Thematically speaking, Young’s unabashed outspokenness and natural inclination toward politically-charged work has led her to develop a truly socially-engaged practice. “I didn’t set out to do social practice work,” she says. But with pieces like Unsuccessful Wrestling (http://www.meglouise.info/unsuccessful-wrestling/) and Longest Walk (http://www.meglouise.info/longest-walk/), installed at this year’s RNC, she challenges viewer notions of our current political and social climate.

The curious link between coding and social engagement lies in the function of both systems. “The open source community wants everyone to learn these programming languages and play with them and tinker and make things, because it makes the languages more valuable. I feel like social practice is the same thing - artists and activists are trying to make frameworks that people can pick up. The goals are really similar. On its most basic level, it has to try to reach the most people possible.” See her newest work at SPACES The First 100+ Days exhibition http://www.spacesgallery.org/project/the-first-100-days, responses to the initial phase of Trump’s term, opening May 5th.

Describe briefly the work that you do.

I work in the disciplines of choreography, video, and new media although I take a decidedly interdisciplinary approach. I create live performance events, installation art, experimental films, and other body based works.

How did you get introduced to your craft?

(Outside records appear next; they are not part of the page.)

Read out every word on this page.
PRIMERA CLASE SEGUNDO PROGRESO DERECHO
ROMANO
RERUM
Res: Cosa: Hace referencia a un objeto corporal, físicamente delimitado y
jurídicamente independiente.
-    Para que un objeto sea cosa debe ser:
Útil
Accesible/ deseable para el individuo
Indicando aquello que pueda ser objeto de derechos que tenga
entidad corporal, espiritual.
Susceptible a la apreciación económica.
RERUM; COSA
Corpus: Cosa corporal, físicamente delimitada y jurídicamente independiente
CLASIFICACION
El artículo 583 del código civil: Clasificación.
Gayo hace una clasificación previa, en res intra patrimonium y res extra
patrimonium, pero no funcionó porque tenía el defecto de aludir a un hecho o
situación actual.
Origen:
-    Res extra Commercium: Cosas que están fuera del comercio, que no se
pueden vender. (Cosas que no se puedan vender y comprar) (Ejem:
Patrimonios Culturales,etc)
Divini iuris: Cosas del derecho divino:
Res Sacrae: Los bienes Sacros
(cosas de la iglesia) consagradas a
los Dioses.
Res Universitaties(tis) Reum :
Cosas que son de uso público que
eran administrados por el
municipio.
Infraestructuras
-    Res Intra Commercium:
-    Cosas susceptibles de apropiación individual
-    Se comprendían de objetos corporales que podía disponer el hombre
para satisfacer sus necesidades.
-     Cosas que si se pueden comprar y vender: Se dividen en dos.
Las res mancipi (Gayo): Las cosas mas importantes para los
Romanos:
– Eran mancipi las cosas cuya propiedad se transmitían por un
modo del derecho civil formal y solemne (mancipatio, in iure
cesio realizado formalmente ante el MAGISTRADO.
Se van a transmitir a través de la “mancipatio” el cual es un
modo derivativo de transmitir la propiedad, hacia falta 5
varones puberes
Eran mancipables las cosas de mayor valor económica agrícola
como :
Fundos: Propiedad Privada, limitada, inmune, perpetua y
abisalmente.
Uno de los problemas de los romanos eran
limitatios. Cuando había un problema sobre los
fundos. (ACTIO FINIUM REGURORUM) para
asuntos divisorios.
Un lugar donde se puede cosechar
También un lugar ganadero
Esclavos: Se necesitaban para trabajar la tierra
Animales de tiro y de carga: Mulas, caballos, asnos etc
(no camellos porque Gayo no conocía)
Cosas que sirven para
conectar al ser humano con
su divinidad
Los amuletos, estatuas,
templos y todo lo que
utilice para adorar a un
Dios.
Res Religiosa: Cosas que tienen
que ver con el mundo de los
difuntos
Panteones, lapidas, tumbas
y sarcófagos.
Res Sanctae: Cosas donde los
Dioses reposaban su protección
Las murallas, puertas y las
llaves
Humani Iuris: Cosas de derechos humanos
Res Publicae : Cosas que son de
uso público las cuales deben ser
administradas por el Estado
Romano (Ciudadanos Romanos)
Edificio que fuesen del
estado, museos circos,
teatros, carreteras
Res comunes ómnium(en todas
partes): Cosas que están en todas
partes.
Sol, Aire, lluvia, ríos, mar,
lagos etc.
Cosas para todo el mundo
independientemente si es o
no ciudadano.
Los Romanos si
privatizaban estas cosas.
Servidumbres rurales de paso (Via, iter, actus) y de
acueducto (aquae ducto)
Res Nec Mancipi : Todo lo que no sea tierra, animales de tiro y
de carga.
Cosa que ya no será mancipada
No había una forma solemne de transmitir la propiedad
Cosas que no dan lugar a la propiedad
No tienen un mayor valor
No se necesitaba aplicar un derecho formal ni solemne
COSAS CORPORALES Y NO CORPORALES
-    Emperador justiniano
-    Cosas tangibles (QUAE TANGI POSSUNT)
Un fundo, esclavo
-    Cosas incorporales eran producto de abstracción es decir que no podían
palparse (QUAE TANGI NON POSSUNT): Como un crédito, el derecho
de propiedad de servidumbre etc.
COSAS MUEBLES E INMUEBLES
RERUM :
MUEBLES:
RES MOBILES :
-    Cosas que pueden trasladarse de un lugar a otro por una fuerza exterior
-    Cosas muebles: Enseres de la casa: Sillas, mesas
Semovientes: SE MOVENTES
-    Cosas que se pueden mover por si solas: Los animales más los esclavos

I studied modern dance choreography at Ohio University, did costume design for theater, and really pulled my interests together while pursuing my MFA in interdisciplinary art and new media at Columbia College Chicago. That was where I began experiments in creative coding, place-making, and social practice adventures.

Do you have any long-standing influences?

My first influence is my own body, memory, and kinesthetic experience. I always work with women or gender fluid bodies and my pieces expand the conversation around feminist art and womanist perspectives. When I’m lost, I research philosophy and performance studies movements.

Describe your idea of artistic success.

I constantly re-define my idea of artistic success and that has helped drive my career through many different stages. There was a time when I based success on the number of exhibitions and performances, or the name recognition of exhibition presenters. Lately, I’ve shifted to find success in how deeply I can invest in a few core concepts.

What is your process for generating new ideas?

My body of work over the past several years has driven ever further into core concepts: critical race, gender and sexuality studies, identity, performance of identity, agency (in action and inaction) and social systems. When I begin a new performance or visual arts project, I consider how it investigates or furthers my research in those areas. I consider how to activate viewers in meaningful ways and how to strip away unnecessary trappings of formalism or disciplinary pre-sets.

How do you feel your work affects your audience? (and/or) How do you want your work to affect your audience?

In some cases, the experience might be vulnerability or discomfort. But, freedom of choice, action and responsibility are quite extraordinary that way. The pieces strip away all pre-sets or pre-conceived ideas and keep asking, “what if?” and “what about?” incessantly until breaking into something new. I do expect that model of awareness and questioning to persist beyond the experience of my work.